I got a pdf like this one :
81 11005589 THING MAXIME 4 PC2I TR1 - MERCREDI DE 07H45 A 09H45 4A7 71 11007079 STUFF QUENTIN 1 PC2I TR1 - LUNDI DE 10H00 A 12H00 1B4 74 10506940 HAHA YEZHOU 2 PC2I TR1 - LUNDI DE 13H30 A 15H30 2D5
And I need to parse it. What I mean by that is take the 4th column, add the 3rd column and make an email adress out of it. For example with the first line : [email protected]
I tried to c/p it to Google docs but it just c/p it in one cell instead of multiple cells.
I really don’t know what to do here.

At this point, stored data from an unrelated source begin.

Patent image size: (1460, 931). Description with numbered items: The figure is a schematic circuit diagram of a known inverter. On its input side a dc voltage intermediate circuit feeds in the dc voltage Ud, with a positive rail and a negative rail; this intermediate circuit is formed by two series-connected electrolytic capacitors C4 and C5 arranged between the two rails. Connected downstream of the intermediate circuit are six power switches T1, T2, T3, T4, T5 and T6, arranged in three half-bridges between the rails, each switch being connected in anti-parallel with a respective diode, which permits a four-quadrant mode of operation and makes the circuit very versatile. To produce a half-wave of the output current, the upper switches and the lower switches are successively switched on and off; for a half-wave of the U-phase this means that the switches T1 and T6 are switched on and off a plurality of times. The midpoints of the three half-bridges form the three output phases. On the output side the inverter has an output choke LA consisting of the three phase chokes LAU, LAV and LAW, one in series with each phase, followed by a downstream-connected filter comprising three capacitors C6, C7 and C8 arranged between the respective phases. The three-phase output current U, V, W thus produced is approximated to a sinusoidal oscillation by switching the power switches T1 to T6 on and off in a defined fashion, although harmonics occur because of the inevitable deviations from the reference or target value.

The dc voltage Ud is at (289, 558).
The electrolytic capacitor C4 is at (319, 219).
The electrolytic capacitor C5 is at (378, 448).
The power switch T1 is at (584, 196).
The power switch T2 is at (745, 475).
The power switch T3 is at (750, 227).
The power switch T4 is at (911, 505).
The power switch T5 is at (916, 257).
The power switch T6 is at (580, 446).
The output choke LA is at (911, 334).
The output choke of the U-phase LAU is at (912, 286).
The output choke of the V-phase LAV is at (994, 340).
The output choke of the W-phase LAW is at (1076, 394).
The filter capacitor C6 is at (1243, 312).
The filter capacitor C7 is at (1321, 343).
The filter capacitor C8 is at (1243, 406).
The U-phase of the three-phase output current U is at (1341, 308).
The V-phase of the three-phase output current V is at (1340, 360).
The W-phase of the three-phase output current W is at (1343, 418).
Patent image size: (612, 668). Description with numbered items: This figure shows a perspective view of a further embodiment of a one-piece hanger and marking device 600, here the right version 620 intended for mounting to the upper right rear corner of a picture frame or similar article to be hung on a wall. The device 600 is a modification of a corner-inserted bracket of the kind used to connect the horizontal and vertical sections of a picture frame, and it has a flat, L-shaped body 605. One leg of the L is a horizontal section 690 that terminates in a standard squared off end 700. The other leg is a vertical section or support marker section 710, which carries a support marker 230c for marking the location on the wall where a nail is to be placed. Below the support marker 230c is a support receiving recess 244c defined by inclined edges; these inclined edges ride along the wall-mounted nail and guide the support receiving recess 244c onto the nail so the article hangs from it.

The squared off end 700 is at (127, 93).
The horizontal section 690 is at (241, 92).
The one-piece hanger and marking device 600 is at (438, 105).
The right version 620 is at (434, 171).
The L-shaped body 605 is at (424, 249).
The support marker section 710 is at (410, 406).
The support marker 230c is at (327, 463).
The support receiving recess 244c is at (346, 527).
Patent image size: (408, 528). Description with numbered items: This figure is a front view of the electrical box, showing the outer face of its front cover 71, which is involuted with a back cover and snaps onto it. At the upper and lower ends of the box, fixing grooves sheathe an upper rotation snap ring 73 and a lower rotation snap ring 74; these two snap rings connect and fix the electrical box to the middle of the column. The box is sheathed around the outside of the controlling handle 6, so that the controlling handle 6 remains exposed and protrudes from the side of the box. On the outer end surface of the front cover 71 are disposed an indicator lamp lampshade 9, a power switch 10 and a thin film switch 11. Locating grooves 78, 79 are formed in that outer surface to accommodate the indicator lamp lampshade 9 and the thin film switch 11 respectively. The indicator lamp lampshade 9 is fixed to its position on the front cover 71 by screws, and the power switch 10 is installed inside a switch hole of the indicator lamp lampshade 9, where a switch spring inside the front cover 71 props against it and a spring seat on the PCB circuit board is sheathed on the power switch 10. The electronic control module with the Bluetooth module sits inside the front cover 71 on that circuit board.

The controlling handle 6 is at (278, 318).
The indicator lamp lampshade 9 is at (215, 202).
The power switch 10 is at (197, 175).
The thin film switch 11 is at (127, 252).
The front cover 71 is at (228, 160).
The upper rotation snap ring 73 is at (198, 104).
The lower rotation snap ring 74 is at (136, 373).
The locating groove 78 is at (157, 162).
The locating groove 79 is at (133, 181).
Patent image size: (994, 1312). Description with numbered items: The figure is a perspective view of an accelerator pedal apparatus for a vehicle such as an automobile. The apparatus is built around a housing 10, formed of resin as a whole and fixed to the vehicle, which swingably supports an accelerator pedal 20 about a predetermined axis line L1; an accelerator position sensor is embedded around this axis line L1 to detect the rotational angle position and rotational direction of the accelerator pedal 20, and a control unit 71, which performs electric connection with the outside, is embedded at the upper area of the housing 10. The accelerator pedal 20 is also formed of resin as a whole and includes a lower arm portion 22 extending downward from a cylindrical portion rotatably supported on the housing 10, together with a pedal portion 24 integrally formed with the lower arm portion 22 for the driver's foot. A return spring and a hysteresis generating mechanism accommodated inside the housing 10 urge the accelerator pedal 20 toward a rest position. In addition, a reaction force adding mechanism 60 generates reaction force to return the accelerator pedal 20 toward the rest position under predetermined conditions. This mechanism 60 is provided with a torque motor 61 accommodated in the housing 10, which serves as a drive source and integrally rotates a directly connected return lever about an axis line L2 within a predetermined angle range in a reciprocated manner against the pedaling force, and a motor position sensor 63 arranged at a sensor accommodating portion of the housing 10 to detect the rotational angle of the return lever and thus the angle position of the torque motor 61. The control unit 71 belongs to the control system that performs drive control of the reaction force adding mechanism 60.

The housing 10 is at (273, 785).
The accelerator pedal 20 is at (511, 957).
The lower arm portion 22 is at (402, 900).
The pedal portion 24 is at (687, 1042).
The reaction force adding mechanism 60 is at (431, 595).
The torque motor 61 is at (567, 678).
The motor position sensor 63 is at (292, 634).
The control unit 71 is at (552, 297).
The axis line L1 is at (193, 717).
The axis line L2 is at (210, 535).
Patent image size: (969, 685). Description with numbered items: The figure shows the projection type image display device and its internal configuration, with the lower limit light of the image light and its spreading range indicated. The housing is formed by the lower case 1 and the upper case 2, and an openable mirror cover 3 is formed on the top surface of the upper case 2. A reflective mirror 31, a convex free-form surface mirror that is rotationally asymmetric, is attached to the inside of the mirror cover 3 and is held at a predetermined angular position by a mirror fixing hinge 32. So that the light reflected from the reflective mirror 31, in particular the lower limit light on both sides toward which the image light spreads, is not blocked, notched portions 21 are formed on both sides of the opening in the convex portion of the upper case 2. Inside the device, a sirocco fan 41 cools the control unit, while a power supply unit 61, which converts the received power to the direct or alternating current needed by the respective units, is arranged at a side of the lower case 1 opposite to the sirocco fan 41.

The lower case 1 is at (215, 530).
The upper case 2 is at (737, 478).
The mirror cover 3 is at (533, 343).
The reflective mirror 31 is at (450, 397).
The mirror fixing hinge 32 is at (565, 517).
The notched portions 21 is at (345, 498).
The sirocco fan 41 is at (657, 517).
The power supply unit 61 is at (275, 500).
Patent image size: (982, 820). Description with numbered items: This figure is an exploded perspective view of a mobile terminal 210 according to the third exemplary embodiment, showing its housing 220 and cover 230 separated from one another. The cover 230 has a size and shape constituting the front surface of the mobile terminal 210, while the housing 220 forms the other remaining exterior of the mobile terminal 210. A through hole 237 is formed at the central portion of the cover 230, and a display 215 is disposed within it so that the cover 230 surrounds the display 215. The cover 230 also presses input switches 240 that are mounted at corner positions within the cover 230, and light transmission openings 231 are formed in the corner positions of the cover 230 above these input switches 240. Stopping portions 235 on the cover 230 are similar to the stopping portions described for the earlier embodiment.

I guess regex would help me but with what ?
I’ve used Aspose before for parsing PDFs/Word docs/Excel docs/and some other docs before. I’m not sure what their capabilities are when it comes to parsing tables in a PDF but it wouldn’t surprise me if they had something.
I’d start by looking at them but be warned: they have an unapologetically piss poor method for updating their libraries. I have had to rewrite code because they flat out DROP functionality when they release new versions. Not deprecated, just GONE. That said their support is alright and the tool-set is quite powerful.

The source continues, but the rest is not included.